The European food safety watchdog announced yesterday that the memorandum with the Food Safety Commission (FSC) of Japan would formalise their commitment to scientific co-operation and information sharing relating to current and emerging risks.
“As crops, animals and food products are transported around the globe, so can the risks associated with the food chain,” said and EFSA statement. “Ensuring access to a larger pool of international data is one of the priorities of EFSA’s international strategy.”
Food contact materials, animal cloning and nanotechnology were some of the issues FSC deputy chair Dr Takeshi Mikami discussed with EFSA scientists following the inking of the accord.

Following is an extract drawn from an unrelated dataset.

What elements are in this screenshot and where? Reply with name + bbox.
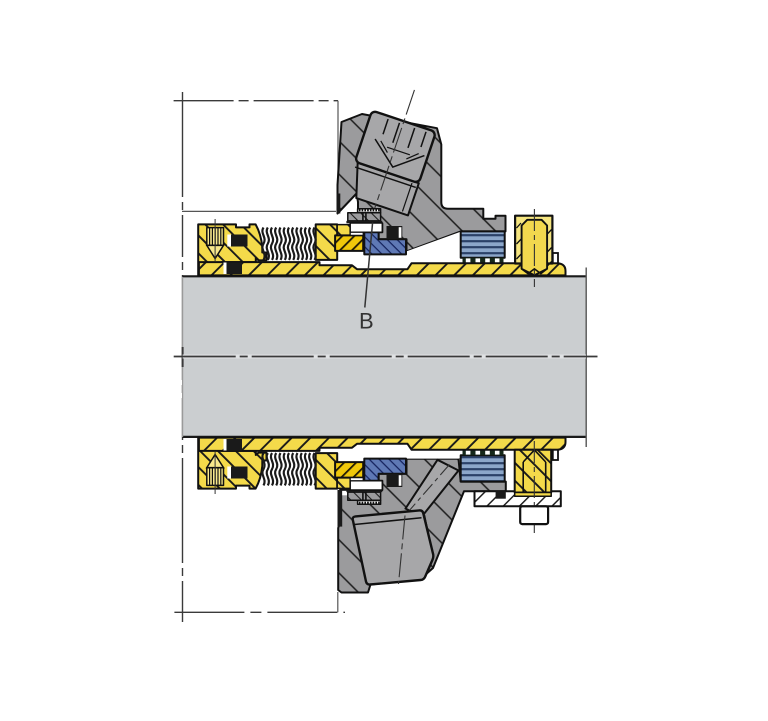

Sharing technical data and expertise
The memorandum, signed by EFSA executive director Catherine Geslain-Laneelle in Parma, said the bodies will “provide mutual support and co-operation” on the collection, analysis and sharing of technical data, as well as sharing expertise and views on methodologies for collecting information.
However, the agreement does not imply any legal obligations and neither body will have to supply information deemed to be confidential. Within the EU, this would include information that could damage the public and commercial interests of individuals, companies or countries.
The agreement between the EFSA and the FSC will initially run for five years, with a clause to continue until 2019 unless one of the parties decides to terminate the accord. The memorandum also has a mutual ‘get out’ clause allowing one party to walk away if it believes there are “special reasons by which the co-operation cannot be continued”.
The memorandum signed with Japan is the agency’s second international agreement with a national food safety body outside the European Union. In 2007, EFSA and the US Food and Drugs Administration (FDA) signed a similar co-operation pact.
EFSA said working with global bodies such as Codex Alimentarius, as well as food safety agencies across the world is an important part of its food safety strategy.